Initially, AiKD encompassed (i) IL-36 receptor antagonist (IL-36Ra)-related pustulosis, (ii) CARD14-mediated pustular psoriasis, pityriasis rubra pilaris (PRP), and (iii) familial keratosis lichenoides chronica. Patients with generalized pustular psoriasis (GPP), impetigo herpetiformis and acrodermatitis continua are thought to be part of IL-36Ra-related AiKD cases. CARD14-mediated pustular psoriasis includes a subset of GPP and palmoplantar pustular psoriasis patients. Most cases of PRP type V have CARD14 mutations and are included in AiKD, and a small number of patients with other types of PRP have CARD14 variants and are also classified as AiKD.

 

Recently, patients with (iv) hidradenitis suppurativa (HS), especially familial cases, have been proposed to have AiKD. Hyperkeratosis of the follicular epithelia and keratin plug formation are thought to play important roles in the primary stage of the autoinflammatory pathogenesis of HS.

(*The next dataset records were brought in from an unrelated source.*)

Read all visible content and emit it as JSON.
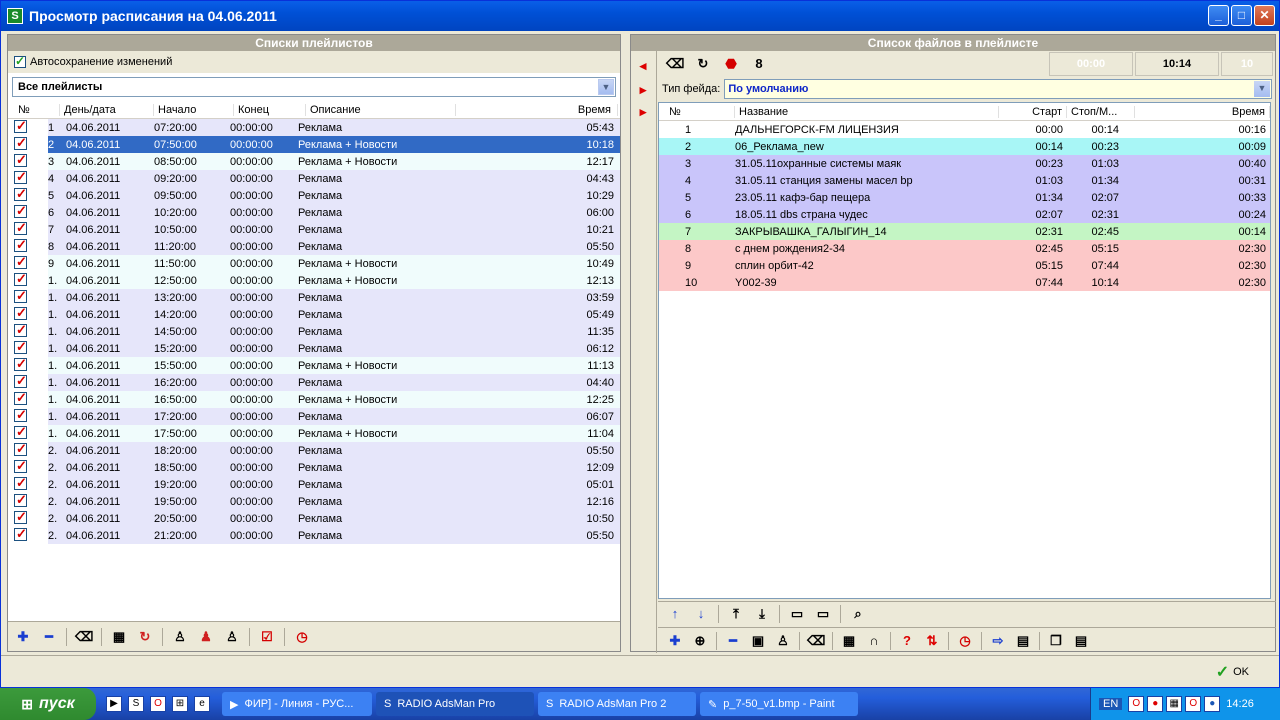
{
  "window": {
    "title": "Просмотр расписания на 04.06.2011",
    "min": "_",
    "max": "□",
    "close": "✕",
    "app_icon": "S"
  },
  "left": {
    "header": "Списки плейлистов",
    "autosave": "Автосохранение изменений",
    "filter": "Все плейлисты",
    "cols": [
      "№",
      "День/дата",
      "Начало",
      "Конец",
      "Описание",
      "Время"
    ],
    "rows": [
      {
        "n": "1",
        "date": "04.06.2011",
        "start": "07:20:00",
        "end": "00:00:00",
        "desc": "Реклама",
        "time": "05:43",
        "bg": "bg1"
      },
      {
        "n": "2",
        "date": "04.06.2011",
        "start": "07:50:00",
        "end": "00:00:00",
        "desc": "Реклама + Новости",
        "time": "10:18",
        "bg": "bgsel"
      },
      {
        "n": "3",
        "date": "04.06.2011",
        "start": "08:50:00",
        "end": "00:00:00",
        "desc": "Реклама + Новости",
        "time": "12:17",
        "bg": "bg2"
      },
      {
        "n": "4",
        "date": "04.06.2011",
        "start": "09:20:00",
        "end": "00:00:00",
        "desc": "Реклама",
        "time": "04:43",
        "bg": "bg1"
      },
      {
        "n": "5",
        "date": "04.06.2011",
        "start": "09:50:00",
        "end": "00:00:00",
        "desc": "Реклама",
        "time": "10:29",
        "bg": "bg1"
      },
      {
        "n": "6",
        "date": "04.06.2011",
        "start": "10:20:00",
        "end": "00:00:00",
        "desc": "Реклама",
        "time": "06:00",
        "bg": "bg1"
      },
      {
        "n": "7",
        "date": "04.06.2011",
        "start": "10:50:00",
        "end": "00:00:00",
        "desc": "Реклама",
        "time": "10:21",
        "bg": "bg1"
      },
      {
        "n": "8",
        "date": "04.06.2011",
        "start": "11:20:00",
        "end": "00:00:00",
        "desc": "Реклама",
        "time": "05:50",
        "bg": "bg1"
      },
      {
        "n": "9",
        "date": "04.06.2011",
        "start": "11:50:00",
        "end": "00:00:00",
        "desc": "Реклама + Новости",
        "time": "10:49",
        "bg": "bg2"
      },
      {
        "n": "1.",
        "date": "04.06.2011",
        "start": "12:50:00",
        "end": "00:00:00",
        "desc": "Реклама + Новости",
        "time": "12:13",
        "bg": "bg2"
      },
      {
        "n": "1.",
        "date": "04.06.2011",
        "start": "13:20:00",
        "end": "00:00:00",
        "desc": "Реклама",
        "time": "03:59",
        "bg": "bg1"
      },
      {
        "n": "1.",
        "date": "04.06.2011",
        "start": "14:20:00",
        "end": "00:00:00",
        "desc": "Реклама",
        "time": "05:49",
        "bg": "bg1"
      },
      {
        "n": "1.",
        "date": "04.06.2011",
        "start": "14:50:00",
        "end": "00:00:00",
        "desc": "Реклама",
        "time": "11:35",
        "bg": "bg1"
      },
      {
        "n": "1.",
        "date": "04.06.2011",
        "start": "15:20:00",
        "end": "00:00:00",
        "desc": "Реклама",
        "time": "06:12",
        "bg": "bg1"
      },
      {
        "n": "1.",
        "date": "04.06.2011",
        "start": "15:50:00",
        "end": "00:00:00",
        "desc": "Реклама + Новости",
        "time": "11:13",
        "bg": "bg2"
      },
      {
        "n": "1.",
        "date": "04.06.2011",
        "start": "16:20:00",
        "end": "00:00:00",
        "desc": "Реклама",
        "time": "04:40",
        "bg": "bg1"
      },
      {
        "n": "1.",
        "date": "04.06.2011",
        "start": "16:50:00",
        "end": "00:00:00",
        "desc": "Реклама + Новости",
        "time": "12:25",
        "bg": "bg2"
      },
      {
        "n": "1.",
        "date": "04.06.2011",
        "start": "17:20:00",
        "end": "00:00:00",
        "desc": "Реклама",
        "time": "06:07",
        "bg": "bg1"
      },
      {
        "n": "1.",
        "date": "04.06.2011",
        "start": "17:50:00",
        "end": "00:00:00",
        "desc": "Реклама + Новости",
        "time": "11:04",
        "bg": "bg2"
      },
      {
        "n": "2.",
        "date": "04.06.2011",
        "start": "18:20:00",
        "end": "00:00:00",
        "desc": "Реклама",
        "time": "05:50",
        "bg": "bg1"
      },
      {
        "n": "2.",
        "date": "04.06.2011",
        "start": "18:50:00",
        "end": "00:00:00",
        "desc": "Реклама",
        "time": "12:09",
        "bg": "bg1"
      },
      {
        "n": "2.",
        "date": "04.06.2011",
        "start": "19:20:00",
        "end": "00:00:00",
        "desc": "Реклама",
        "time": "05:01",
        "bg": "bg1"
      },
      {
        "n": "2.",
        "date": "04.06.2011",
        "start": "19:50:00",
        "end": "00:00:00",
        "desc": "Реклама",
        "time": "12:16",
        "bg": "bg1"
      },
      {
        "n": "2.",
        "date": "04.06.2011",
        "start": "20:50:00",
        "end": "00:00:00",
        "desc": "Реклама",
        "time": "10:50",
        "bg": "bg1"
      },
      {
        "n": "2.",
        "date": "04.06.2011",
        "start": "21:20:00",
        "end": "00:00:00",
        "desc": "Реклама",
        "time": "05:50",
        "bg": "bg1"
      }
    ]
  },
  "right": {
    "header": "Список файлов в плейлисте",
    "time1": "00:00",
    "time2": "10:14",
    "count": "10",
    "fade_label": "Тип фейда:",
    "fade_value": "По умолчанию",
    "cols": [
      "№",
      "Название",
      "Старт",
      "Стоп/М...",
      "Время"
    ],
    "rows": [
      {
        "n": "1",
        "name": "ДАЛЬНЕГОРСК-FM ЛИЦЕНЗИЯ",
        "start": "00:00",
        "stop": "00:14",
        "time": "00:16",
        "bg": ""
      },
      {
        "n": "2",
        "name": "06_Реклама_new",
        "start": "00:14",
        "stop": "00:23",
        "time": "00:09",
        "bg": "cyan"
      },
      {
        "n": "3",
        "name": "31.05.11охранные системы маяк",
        "start": "00:23",
        "stop": "01:03",
        "time": "00:40",
        "bg": "blue"
      },
      {
        "n": "4",
        "name": "31.05.11 станция замены масел bp",
        "start": "01:03",
        "stop": "01:34",
        "time": "00:31",
        "bg": "blue"
      },
      {
        "n": "5",
        "name": "23.05.11 кафэ-бар пещера",
        "start": "01:34",
        "stop": "02:07",
        "time": "00:33",
        "bg": "blue"
      },
      {
        "n": "6",
        "name": "18.05.11 dbs страна чудес",
        "start": "02:07",
        "stop": "02:31",
        "time": "00:24",
        "bg": "blue"
      },
      {
        "n": "7",
        "name": "ЗАКРЫВАШКА_ГАЛЫГИН_14",
        "start": "02:31",
        "stop": "02:45",
        "time": "00:14",
        "bg": "green"
      },
      {
        "n": "8",
        "name": "с днем рождения2-34",
        "start": "02:45",
        "stop": "05:15",
        "time": "02:30",
        "bg": "pink"
      },
      {
        "n": "9",
        "name": "сплин орбит-42",
        "start": "05:15",
        "stop": "07:44",
        "time": "02:30",
        "bg": "pink"
      },
      {
        "n": "10",
        "name": "Y002-39",
        "start": "07:44",
        "stop": "10:14",
        "time": "02:30",
        "bg": "pink"
      }
    ]
  },
  "ok_label": "OK",
  "taskbar": {
    "start": "пуск",
    "tasks": [
      "ФИР] - Линия - РУС...",
      "RADIO AdsMan Pro",
      "RADIO AdsMan Pro 2",
      "p_7-50_v1.bmp - Paint"
    ],
    "lang": "EN",
    "clock": "14:26"
  }
}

In addition, we have proposed that (v) porokeratosis be categorized as an AiKD. Mutations in four mevalonate pathway genes (MVK, MVD, PMVK and FDPS) have been reported in porokeratosis cases, and defective mevalonate metabolism is speculated to be a pathogenetic mechanism leading to abnormal growth and differentiation of epidermal keratinocytes and autoinflammation in porokeratosis.